As research polls go, it was pretty remarkable. The Pew Research Centre poll released recently tells of a more frightening and insecure world with American in it. That’s revealing, since the United States has been central to the economic, military, trade and intellectual global frameworks since the Second World War.
A look at the numbers reveals just how much things have changed. When asked whether U.S. power and influence formed a major threat to their respective nations, the responses were troubling. The same question was asked in an earlier poll from 2013 and reveals an interesting comparison.
DO YOU SEE U.S. POWER AND INFLUENCE AS A THREAT TO YOUR COUNTRY?
- Germany (2013) – 19% (2018) – 49%
- France (2013) – 20% (2018) – 49%
- Japan (2013) – 49% (2018) – 66%
- Britain (2013) – 22% (2018) – 37%
- Israel (2013) – 9% (2018) – 15%
- South Africa (2013) – 24% (2018) – 42%
- Russia (2013) – 37% (2018) – 43%
And Canada? Five years ago, some 23% of respondents worried about American influence; by 2018 that number had risen to 46%.

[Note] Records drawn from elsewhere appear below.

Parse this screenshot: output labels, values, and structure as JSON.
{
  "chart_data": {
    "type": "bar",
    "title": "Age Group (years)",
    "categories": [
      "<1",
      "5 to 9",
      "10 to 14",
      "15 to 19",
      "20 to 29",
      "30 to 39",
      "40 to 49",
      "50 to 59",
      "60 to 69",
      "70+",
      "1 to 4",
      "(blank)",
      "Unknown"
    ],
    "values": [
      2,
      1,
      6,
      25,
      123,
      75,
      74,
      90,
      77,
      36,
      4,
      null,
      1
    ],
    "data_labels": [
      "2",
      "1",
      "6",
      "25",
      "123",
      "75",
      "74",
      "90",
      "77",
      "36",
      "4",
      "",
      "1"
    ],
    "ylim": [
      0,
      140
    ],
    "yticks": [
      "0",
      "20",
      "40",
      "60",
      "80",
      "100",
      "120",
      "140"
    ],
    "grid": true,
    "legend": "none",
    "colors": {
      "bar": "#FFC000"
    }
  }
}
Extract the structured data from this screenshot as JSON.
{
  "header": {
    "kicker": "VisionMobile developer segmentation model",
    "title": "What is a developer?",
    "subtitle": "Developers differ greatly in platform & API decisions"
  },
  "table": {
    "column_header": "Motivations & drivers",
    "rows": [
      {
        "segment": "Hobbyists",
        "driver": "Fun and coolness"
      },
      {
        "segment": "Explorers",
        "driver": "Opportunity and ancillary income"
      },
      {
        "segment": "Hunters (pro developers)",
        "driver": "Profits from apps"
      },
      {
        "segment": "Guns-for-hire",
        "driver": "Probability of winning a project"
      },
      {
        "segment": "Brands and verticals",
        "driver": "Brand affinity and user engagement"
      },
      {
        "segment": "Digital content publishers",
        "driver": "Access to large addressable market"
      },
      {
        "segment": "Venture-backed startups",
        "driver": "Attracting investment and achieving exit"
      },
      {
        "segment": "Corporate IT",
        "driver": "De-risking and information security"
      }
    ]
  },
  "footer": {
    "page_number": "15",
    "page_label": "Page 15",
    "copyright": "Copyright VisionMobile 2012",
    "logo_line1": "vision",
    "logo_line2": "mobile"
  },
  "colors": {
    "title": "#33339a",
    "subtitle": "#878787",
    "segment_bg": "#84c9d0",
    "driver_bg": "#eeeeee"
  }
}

It’s easy to blame the Trump presidency for the steep rise in these numbers, but the climb was even apparent during the Obama years. Either way, the world is now keeping a cautious distance from the waning influence of the United States and actions are already underway by many of these same countries to plan a post-American world order.
Today is Abraham Lincoln’s birthday (February 12, 1809). For millions he is perhaps best known for what many believe to be the greatest speech in American history – the Gettysburg Address. It couldn’t be classified as political, militant or social, because it was greater than all that and transcended the urgency of the age. Abraham Lincoln uttered it on perhaps the greatest battlefield of the Civil War even as bodies from that carnage were still being identified and buried. He wasn’t even the key speaker. That task was left to Edward Everett, president ofvHarvard University who spoke for two hours – an eloquent effort. Lincoln, however, spoke for two minutes – 241 words – and when it was all over, Everett informed him, “I should be glad, if I could flatter myself that I came as near to the central idea of the occasion, in two hours, as you did in two minutes.”
Lincoln’s address was full of remarkable insight, scope and logic. Reading it again, Lincoln’s grasp of America’s universal importance is extraordinary.
That was likely a good thing, since the broader world was in tumult and keenly watching the American experiment in democracy – much as is happening now. Battles were taking place for the very soul of Poland, Turkey, Greece, Italy, Spain and France. Even in China, with its own cultural problems, people were hearing and reading of Lincoln. It seemed as though everywhere in the world average citizens wanted significant new political reform that would permit them greater input and access.
Abraham Lincoln understood just how important his words were to be. With a restive world in a collective state of doubt as to whether America’s great experiment at democracy due to its civil war and divided citizenry would succeed, the American president knew he had to offer a perspective that would go past his country’s shores. With almost the entirety of Europe skeptical of the American scene, Lincoln had to remind them of his nation’s importance to the hope and future of the world. That’s why his brief speech involved sentences addressed to the global doubters.
“The world will little note nor long remember what we say here; but it can never forget what they did here … That the nation shall, under God, have a new birth of freedom, and that government of the people, by the people, for the people, shall not perish from the earth.”
It’s hard to imagine words and reasonings like these originating from the White House today. America is in retreat, out of fear, protectionism and ideology. When its top political leader talks more about walls, segregation, America First, tariffs, as opposed to allies, global collaboration, defending the vulnerable through military alliances, or peace, then it is inevitable that the world will grow more cautious of its influence.
Lincoln knew on that day, 156 years ago in Gettysburg, that if America couldn’t live up to its own ideals of freedom, prosperity and happiness, its remarkable promise and leadership would dim and wane, leaving the rest of the world to turn away – just as it is doing now.
As America’s historic neighbour, sharing the longest peaceful border in the world, Canada is feeling the inclination to move on in search of other suitors. There is sense in this, but our neighbour’s self-inflicting course of action in recent years might yet turn around, as the spirit of Lincoln is once again discovered. We must do all that we can to assist in that reformation by waiting patiently, enduring insults and keeping doors open. There is too much to lose by walking away from a friend of great capacity and compassion who yet yearns to create a new birth of freedom.